А как думаешь, издатели (имеются в виду просвещенные и высоко порядочные!), ну вроде того же Салтыкова-Щедрина, не были лютыми, как голодные волки, редакторами? Не боялся их наш брат, рядовой писака, когда переступал порог в кабинет Михаила Евграфовича?
А вот человеком, на мой взгляд, редактор может быть даже отвратительным. Ну и черт с ним, с человеком! Только бы глаз у него был ватерпас да любовь к литературе побольше, нежели к великому человечеству.
«В старости тетка много читала. Книги с автографами не перечитывала. Возле ее кровати лежали томики Ахматовой, Пастернака, Баратынского…
Когда тетка умерла, библиотеку сразу же распродали. Предварительно брат и его жена вырвали листы с автографами. А то неудобно…
Незадолго до этого тетка прочитала мне стихи: Жизнь пройдена до середины, А я все думаю, что горы сдвину, Поля засею, орошу долины, А жизнь давно уже за половину…

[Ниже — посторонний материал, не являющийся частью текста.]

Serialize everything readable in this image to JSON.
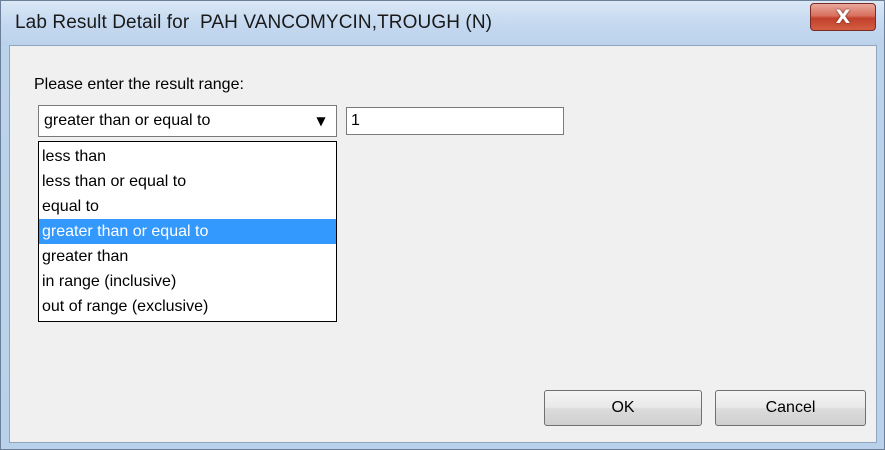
{
  "window": {
    "title": "Lab Result Detail for  PAH VANCOMYCIN,TROUGH (N)",
    "close_glyph": "X"
  },
  "form": {
    "prompt": "Please enter the result range:",
    "operator_selected": "greater than or equal to",
    "operator_options": [
      "less than",
      "less than or equal to",
      "equal to",
      "greater than or equal to",
      "greater than",
      "in range (inclusive)",
      "out of range (exclusive)"
    ],
    "highlighted_option": "greater than or equal to",
    "value": "1"
  },
  "buttons": {
    "ok_label": "OK",
    "cancel_label": "Cancel"
  },
  "icons": {
    "close": "close-icon",
    "dropdown": "chevron-down-icon"
  },
  "colors": {
    "highlight": "#3399ff",
    "close_button": "#c2402b"
  }
}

— Стихи одной поэтессы, — улыбнулась тетка.
Я думаю, она сама их написала. Стихи, конечно, неуклюжие. Первая строчка — буквально цитата из Данте. И все-таки эти стихи растрогали меня. Жизнь пройдена до середины, А я все думаю, что горы сдвину…
Тетка ошиблась.
Жизнь подходила к концу.
Исправить опечатки было невозможно…»
Ну, Сережа, коли ты у тетки блох ловишь, то Данте-то лучше не трогай! У Алигьери: «Земную жизнь пройдя до половины…»
И кто, когда, где успевал исправить все опечатки? Ты?
Маро я посвятил главу «Дакарские сказки» в книге «ЗА ДОБРОЙ НАДЕЖДОЙ».
Там, в Дакаре, на моей ночной стояночной вахте:
«Теплый ветер тянул с северо-востока, и береговые звуки вплетались в него, несли тени саванны, свет луны на морщинах древних баобабов, низкий гул занимающегося пожара, топот толпы — тысячи голых ступней в едином ритме делают медленные шаги: Всем там быть! Всем!
Там!
Быть!
Тамтамы проснулись в ночном Дакаре. Президент Сенегала Сенгор вернулся на родину из какой-то поездки. Белые президенты чего-то стихи не пишут. А вот черный Сенгор писал: Тамтам изваянный, тамтам напряженный; Рокочущий под пальцами победителя-воина; Твой голос, глубокий и низкий, — Это пенье возвышенной страсти».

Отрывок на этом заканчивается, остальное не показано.